Roads and Statues – not good enough



In a recent interview with the country’s biggest newspaper, The Namibian, outgoing Namibian president his former Excellency Hifikepunye Pohamba asked his interviewer, “Do you see the roads? If you see them, why don’t you write and put in in the newspapers.”

He was referring to what he views as a negative stance by the paper towards the government. He was slightly irate and questioned why the paper was full of negative stories about the government.
“I am not saying you should not write negative stories about the government. Let’s write it but it should not be 100%.”

His former Excellency (who is currently passing the torch onto his successor as I write this) then pulled a classic move from the playbook, he went on to list the infrastructure built by the government on his watch. The roads (nice roads, I must say), University campuses, the state house, and a few statues.

I must admit that the Namibian government over the last 25 years has done well in terms of infrastructure development. We have a great road network, rural electrification is slowly progressing, although there are still rural areas without potable water. They’ve built schools, hospitals, administration offices. But after 25 years, is that really enough, can we still boast about it?

To me this is a classic case of, “Ka kola kekulye.” An Oshiwambo proverb that loosely means ‘raise the hound that will bite you’. The Namibian newspaper supported the current government and vice versa, when their common enemy was the oppressive regime of Apartheid South Africa. The newspaper told it like it was, often exposing gross atrocities and leaning towards the current government. Now that the Namibian newspaper is criticizing the current government, it’s suddenly too negative. So who changed? Was it the newspaper or the government? I’ll leave this here.

Back to my point, are roads really a measure of our progress as a nation? Most of the roads his former Excellency mentioned were supervised by the Chinese with local labour, the new fancy State House was as well, and to top it off, the statues in front of the new national museum were made in South Korea. Should we really be bragging about this? We’ve got a massive social inequality problem, a huge youth unemployment issue, and a headache of an urban land predicament. Should we really be bragging about roads that other countries built for us? Shouldn’t we be trying as hard as we can to make sure that the graduates from our engineering school are in a position to build our roads for us in the future?
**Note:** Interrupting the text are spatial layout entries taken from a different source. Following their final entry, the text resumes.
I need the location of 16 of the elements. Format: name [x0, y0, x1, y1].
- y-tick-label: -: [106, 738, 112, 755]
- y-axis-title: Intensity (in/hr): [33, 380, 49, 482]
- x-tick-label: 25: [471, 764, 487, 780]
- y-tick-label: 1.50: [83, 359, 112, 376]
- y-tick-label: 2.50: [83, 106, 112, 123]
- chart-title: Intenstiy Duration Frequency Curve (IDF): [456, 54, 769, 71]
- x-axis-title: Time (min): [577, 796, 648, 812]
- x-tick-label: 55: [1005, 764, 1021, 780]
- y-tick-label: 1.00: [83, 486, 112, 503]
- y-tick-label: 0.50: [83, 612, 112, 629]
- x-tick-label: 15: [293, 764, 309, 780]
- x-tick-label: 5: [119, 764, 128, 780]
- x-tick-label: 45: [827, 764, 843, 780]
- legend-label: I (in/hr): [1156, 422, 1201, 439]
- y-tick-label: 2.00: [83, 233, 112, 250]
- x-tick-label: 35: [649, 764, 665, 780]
That’s something we could be able to brag about.

In my opinion we’ve come to a point, where basic infrastructure development is really something that government is supposed to do. It’s like a kid at a private school getting good grades, it’s something that’s to be expected, and nothing special (It’s in the National Development plans). We should be looking to challenge ourselves and attempt to over achieve (Free tertiary education anyone?).
What’s your take? Let me know, drop me a comment.

And, happy Independence Day to my fellow Namibians all over the world. 25 years and still a beacon of hope and progress.